# Finding Mislabelled Samples through ResNet MNIST Training Process

This notebook trains a ResNet model using MNIST dataset and employed TrainIng Data analYzer (TIDY) method based on Forgetting Events algorithm, specifically `ForgettingEventsInterpreter`, to investigate the training process by recording the predictions in the process. Some samples are manually mislabelled and we are able to find them by looking into the predictions along the training. 

In [1]:
import paddle.fluid as fluid
import paddle
import numpy as np
import sys
from PIL import Image
import matplotlib.pyplot as plt
import tarfile, pickle, itertools

sys.path.append('..')
import interpretdl as it

Define a ResNet architecture for MNIST, the code is borrowed from [PaddlePaddle Official Documentation](https://www.paddlepaddle.org.cn/documentation/docs/en/user_guides/cv_case/image_classification/README.html).

In [2]:
def conv_bn_layer(input,
                  ch_out,
                  filter_size,
                  stride,
                  padding,
                  act='relu',
                  bias_attr=False):
    tmp = fluid.layers.conv2d(
        input=input,
        filter_size=filter_size,
        num_filters=ch_out,
        stride=stride,
        padding=padding,
        act=None,
        bias_attr=bias_attr)
    return fluid.layers.batch_norm(input=tmp, act=act)


def shortcut(input, ch_in, ch_out, stride):
    if ch_in != ch_out:
        return conv_bn_layer(input, ch_out, 1, stride, 0, None)
    else:
        return input


def basicblock(input, ch_in, ch_out, stride):
    tmp = conv_bn_layer(input, ch_out, 3, stride, 1)
    tmp = conv_bn_layer(tmp, ch_out, 3, 1, 1, act=None, bias_attr=True)
    short = shortcut(input, ch_in, ch_out, stride)
    return fluid.layers.elementwise_add(x=tmp, y=short, act='relu')


def layer_warp(block_func, input, ch_in, ch_out, count, stride):
    tmp = block_func(input, ch_in, ch_out, stride)
    for i in range(1, count):
        tmp = block_func(tmp, ch_out, ch_out, 1)
    return tmp


def resnet_mnist(ipt, depth=32):
    # depth should be one of 20, 32, 44, 56, 110, 1202
    assert (depth - 2) % 6 == 0
    n = (depth - 2) // 6
    nStages = {16, 64, 128}
    conv1 = conv_bn_layer(ipt, ch_out=16, filter_size=3, stride=1, padding=1)
    res1 = layer_warp(basicblock, conv1, 16, 16, n, 1)
    res2 = layer_warp(basicblock, res1, 16, 32, n, 2)
    res3 = layer_warp(basicblock, res2, 32, 64, n, 2)
    pool = fluid.layers.pool2d(
        input=res3, pool_size=8, pool_type='avg', pool_stride=1)
    predict = fluid.layers.fc(input=pool, size=10, act='softmax')
    return predict

Use the MNIST dataset generator from **paddle.dataset** API to get the labels and manually mislabel 1% samples.

In [3]:
dataset =  paddle.dataset.mnist.train()

labels = []
for data in dataset():
    labels.append(data[-1])
    
for i in range(100, 60000, 100):
    labels[i] = np.random.choice(np.delete(np.arange(10), labels[i]))

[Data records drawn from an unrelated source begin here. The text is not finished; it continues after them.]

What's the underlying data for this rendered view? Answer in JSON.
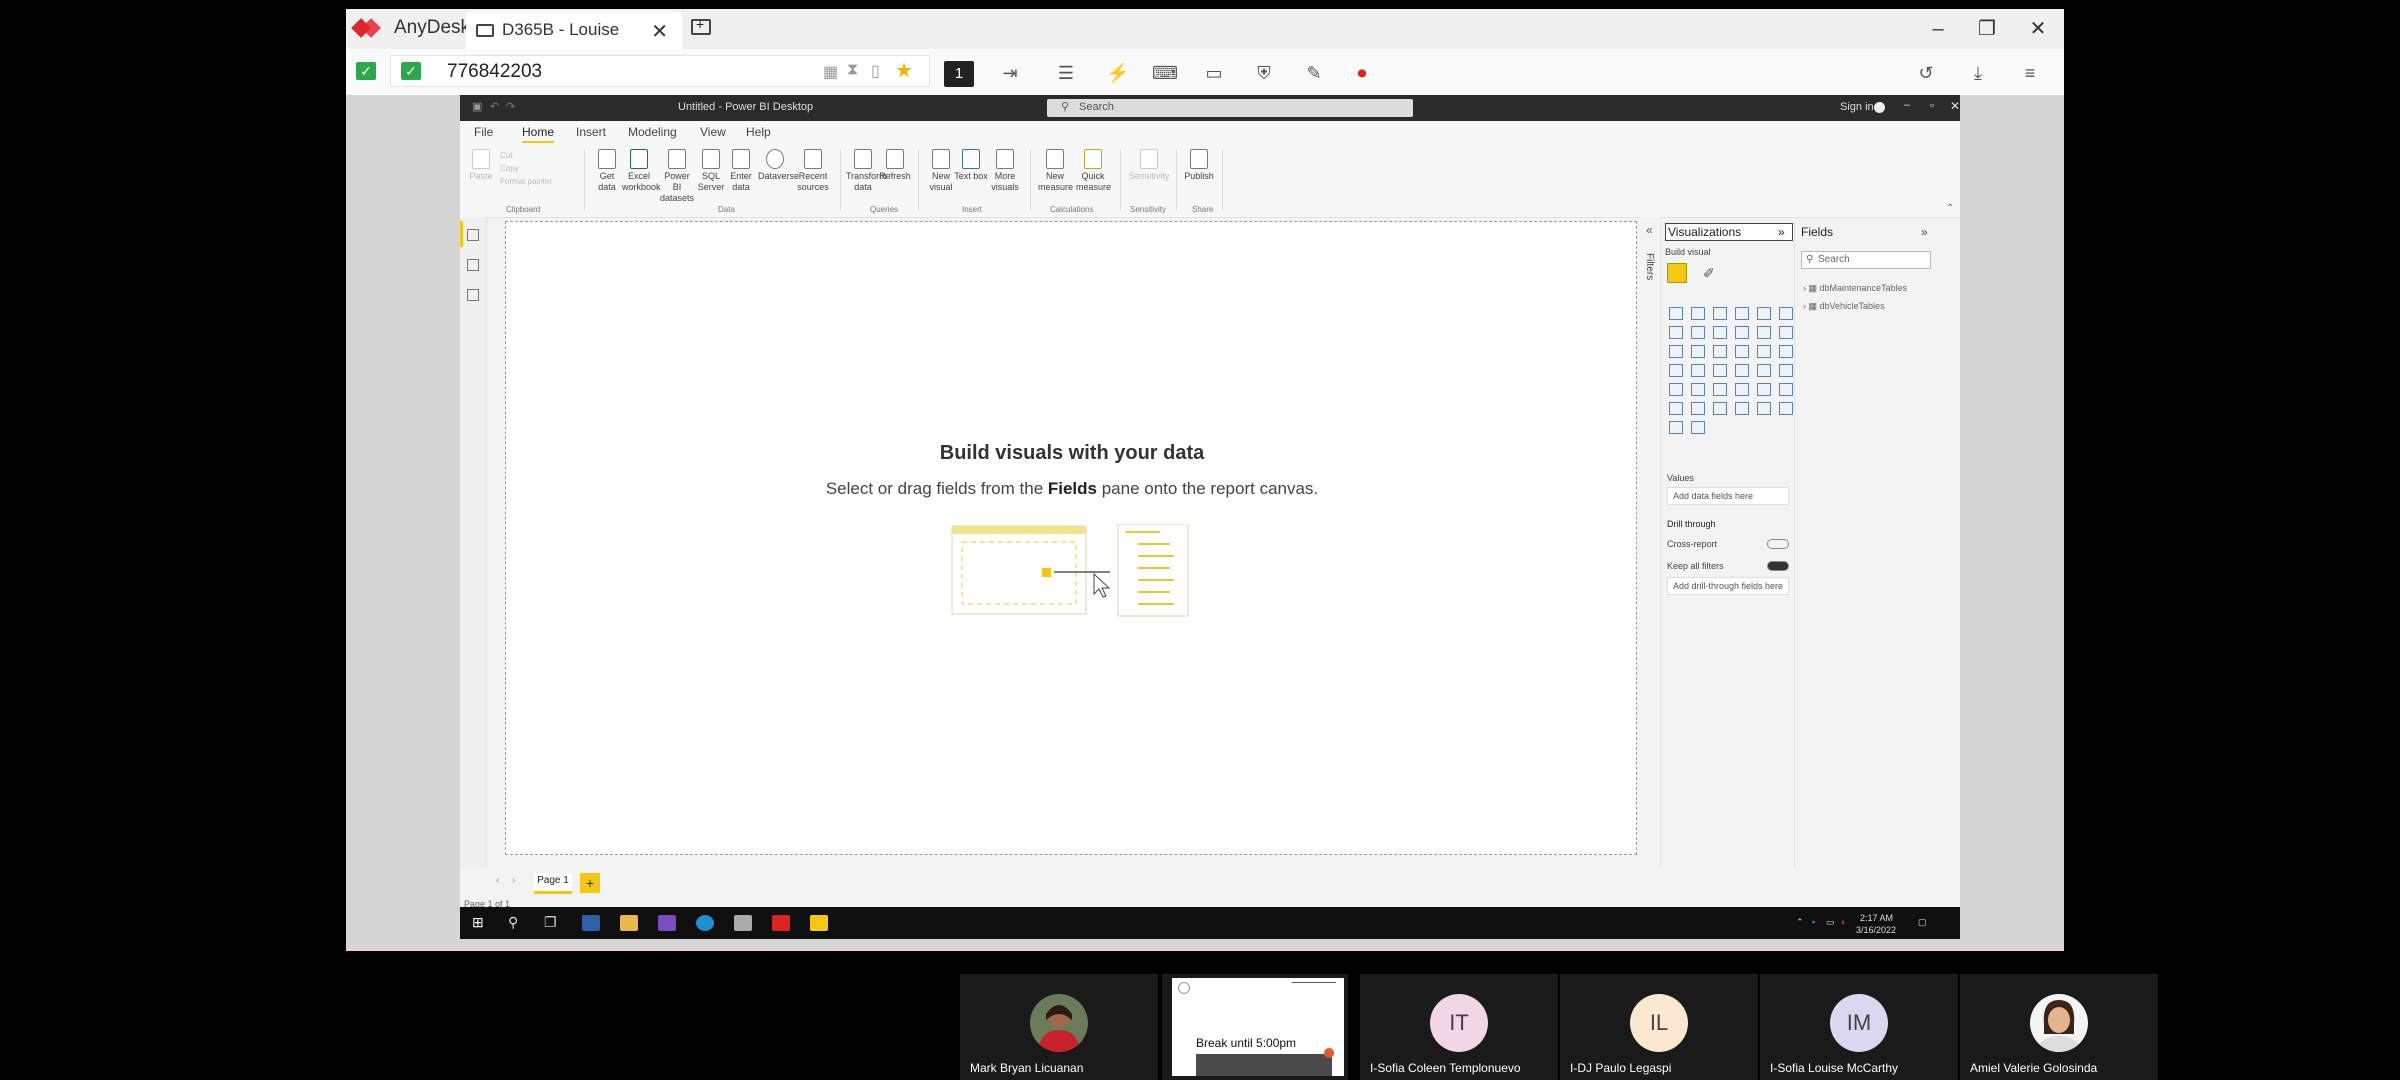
{
  "anydesk": {
    "brand": "AnyDesk",
    "tab_label": "D365B - Louise",
    "address": "776842203",
    "monitor_number": "1",
    "window_buttons": [
      "–",
      "❐",
      "✕"
    ]
  },
  "pbi": {
    "window_title": "Untitled - Power BI Desktop",
    "search_placeholder": "Search",
    "sign_in": "Sign in",
    "ribbon_tabs": [
      "File",
      "Home",
      "Insert",
      "Modeling",
      "View",
      "Help"
    ],
    "ribbon": {
      "paste": "Paste",
      "cut": "Cut",
      "copy": "Copy",
      "format_painter": "Format painter",
      "get_data": "Get data",
      "excel_workbook": "Excel workbook",
      "power_bi_datasets": "Power BI datasets",
      "sql_server": "SQL Server",
      "enter_data": "Enter data",
      "dataverse": "Dataverse",
      "recent_sources": "Recent sources",
      "transform_data": "Transform data",
      "refresh": "Refresh",
      "new_visual": "New visual",
      "text_box": "Text box",
      "more_visuals": "More visuals",
      "new_measure": "New measure",
      "quick_measure": "Quick measure",
      "sensitivity": "Sensitivity",
      "publish": "Publish",
      "groups": [
        "Clipboard",
        "Data",
        "Queries",
        "Insert",
        "Calculations",
        "Sensitivity",
        "Share"
      ]
    },
    "canvas": {
      "title": "Build visuals with your data",
      "sub_before": "Select or drag fields from the ",
      "sub_bold": "Fields",
      "sub_after": " pane onto the report canvas."
    },
    "filters_label": "Filters",
    "visualizations": {
      "title": "Visualizations",
      "build_visual": "Build visual",
      "values_label": "Values",
      "values_placeholder": "Add data fields here",
      "drill_through": "Drill through",
      "cross_report": "Cross-report",
      "cross_report_state": "Off",
      "keep_all_filters": "Keep all filters",
      "keep_all_filters_state": "On",
      "drill_placeholder": "Add drill-through fields here"
    },
    "fields": {
      "title": "Fields",
      "search_placeholder": "Search",
      "tables": [
        "dbMaintenanceTables",
        "dbVehicleTables"
      ]
    },
    "page_tab": "Page 1",
    "page_add": "+",
    "page_of": "Page 1 of 1",
    "clock_time": "2:17 AM",
    "clock_date": "3/16/2022"
  },
  "participants": [
    {
      "name": "Mark Bryan Licuanan",
      "type": "photo"
    },
    {
      "name": "",
      "type": "slide",
      "slide_text": "Break until 5:00pm"
    },
    {
      "name": "I-Sofia Coleen Templonuevo",
      "initials": "IT",
      "color": "#f3d6e6"
    },
    {
      "name": "I-DJ Paulo Legaspi",
      "initials": "IL",
      "color": "#fbe8d0"
    },
    {
      "name": "I-Sofia Louise McCarthy",
      "initials": "IM",
      "color": "#dcd7f0"
    },
    {
      "name": "Amiel Valerie Golosinda",
      "type": "photo"
    }
  ]
}
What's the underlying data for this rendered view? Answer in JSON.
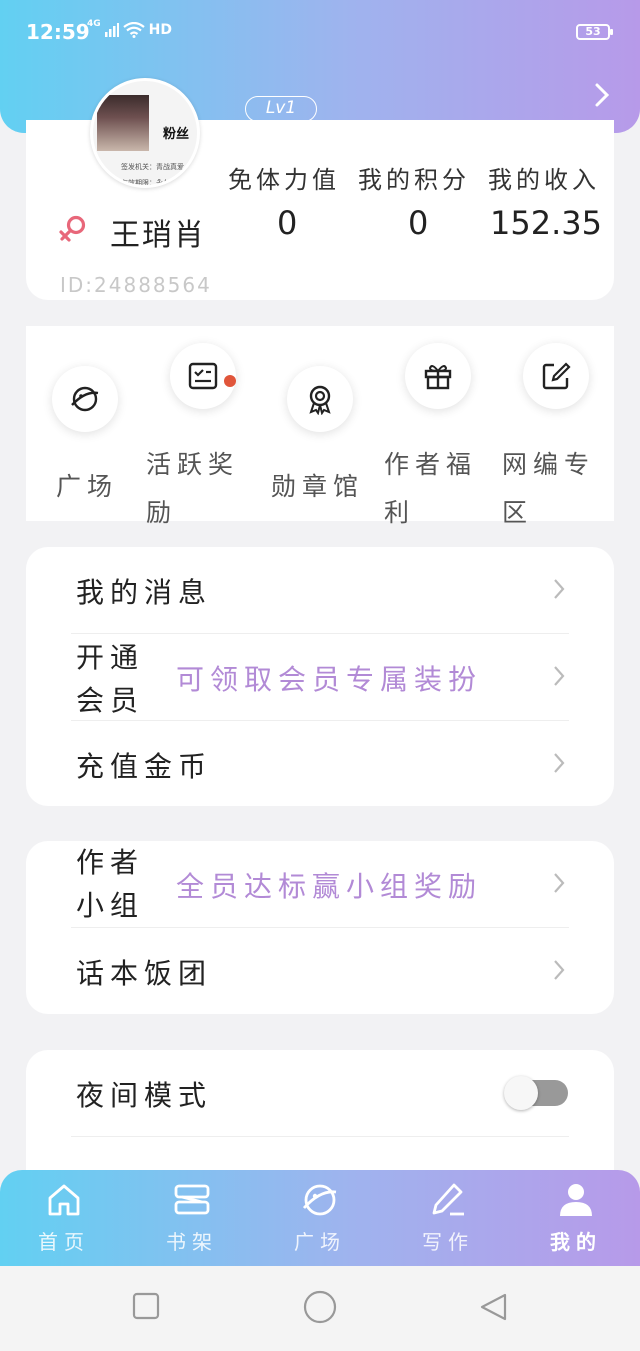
{
  "status_bar": {
    "time": "12:59",
    "network": "4G",
    "hd": "HD",
    "battery": "53"
  },
  "profile": {
    "avatar_text": "粉丝",
    "avatar_small_1": "签发机关：青战真爱",
    "avatar_small_2": "有效期限：永久",
    "level": "Lv1",
    "username": "王琑肖",
    "user_id": "ID:24888564",
    "stats": [
      {
        "label": "免体力值",
        "value": "0"
      },
      {
        "label": "我的积分",
        "value": "0"
      },
      {
        "label": "我的收入",
        "value": "152.35"
      }
    ]
  },
  "features": [
    {
      "label": "广场",
      "icon": "planet-icon",
      "has_dot": false
    },
    {
      "label": "活跃奖励",
      "icon": "checklist-icon",
      "has_dot": true
    },
    {
      "label": "勋章馆",
      "icon": "medal-icon",
      "has_dot": false
    },
    {
      "label": "作者福利",
      "icon": "gift-icon",
      "has_dot": false
    },
    {
      "label": "网编专区",
      "icon": "edit-icon",
      "has_dot": false
    }
  ],
  "menu_group_1": [
    {
      "label": "我的消息",
      "hint": ""
    },
    {
      "label": "开通会员",
      "hint": "可领取会员专属装扮"
    },
    {
      "label": "充值金币",
      "hint": ""
    }
  ],
  "menu_group_2": [
    {
      "label": "作者小组",
      "hint": "全员达标赢小组奖励"
    },
    {
      "label": "话本饭团",
      "hint": ""
    }
  ],
  "menu_group_3": [
    {
      "label": "夜间模式",
      "toggle": false
    }
  ],
  "tabbar": [
    {
      "label": "首页",
      "icon": "home-icon",
      "active": false
    },
    {
      "label": "书架",
      "icon": "bookshelf-icon",
      "active": false
    },
    {
      "label": "广场",
      "icon": "planet-icon",
      "active": false
    },
    {
      "label": "写作",
      "icon": "pen-icon",
      "active": false
    },
    {
      "label": "我的",
      "icon": "person-icon",
      "active": true
    }
  ],
  "colors": {
    "gradient_start": "#62d0f2",
    "gradient_end": "#b79ae9",
    "hint_purple": "#b28ad6",
    "dot_red": "#e0553a",
    "gender_pink": "#e8677a"
  }
}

Define a new data generator based on MNIST data generator. It pads the 28 * 28 images to 32 * 32 so that it fits the model and replaces 1% true labels by the wrong ones. 

**Important:** the data generator shoud generate the index of each sample as the first element so that each sample's behavior can be recorded according to its index.

In [4]:
def reader_prepare(datareader, new_labels):
    def reader():
        idx = 0
        for data in datareader():
            data = list(data)
            data.insert(0, idx)
            # replace true labels by wrong ones
            if idx % 100  == 0:
                data[-1] = new_labels[idx]
            # padding
            d = np.ones((32,32,1)) * -1
            d[2:30, 2:30] = data[1].reshape((28,28,1))
            data[1] = d.reshape(-1)
            yield tuple(data)
            idx += 1
    return reader

Set up a data loader with batch size of 128, and an Adam optimizer for training.

In [5]:
BATCH_SIZE = 128
train_reader = paddle.batch(
    reader_prepare(dataset, labels), batch_size=BATCH_SIZE)
optimizer = fluid.optimizer.Adam(learning_rate=0.001)

First initialize the `ForgettingEventsInterpreter` and then start `interpret`ing the training process by training 100 epochs. 

*stats* is a dictionary that maps image index to predictions in the training process and if they are correct; *noisy_samples* is a list of mislabelled image ids. *stats* is saved at "assets/stats.pkl".

In [6]:
fe = it.ForgettingEventsInterpreter(resnet_cifar10, True, [3, 32, 32])

epochs = 100
print('Training %d epochs. This may take some time.' % epochs)
stats, noisy_samples = fe.interpret(
    train_reader,
    optimizer,
    batch_size=BATCH_SIZE,
    epochs=epochs,
    noisy_labels=True,
    save_path='assets')

Training 100 epochs. This may take some time.
| Epoch [100/100] Iter[469]		Loss: 0.0001 Acc@1: 99.915%%

Calculate the recall, precision and F1 for our found noisy samples. 

99.5% of mislabelled samples have been found and among those samples found, 82.7% are indeed mislabelled.

In [7]:
recall = np.sum([id_ % 100 == 0 for id_ in noisy_samples]) / (60000 / 100)
precision = np.sum([id_ % 100 == 0 for id_ in noisy_samples]) / len(noisy_samples)
print('Recall: ', recall)
print('Precision: ', precision)
print('F1 Score: ', 2 * (recall * precision) / (recall + precision))

Recall:  0.995
Precision:  0.8268698060941828
F1 Score:  0.9031770045385779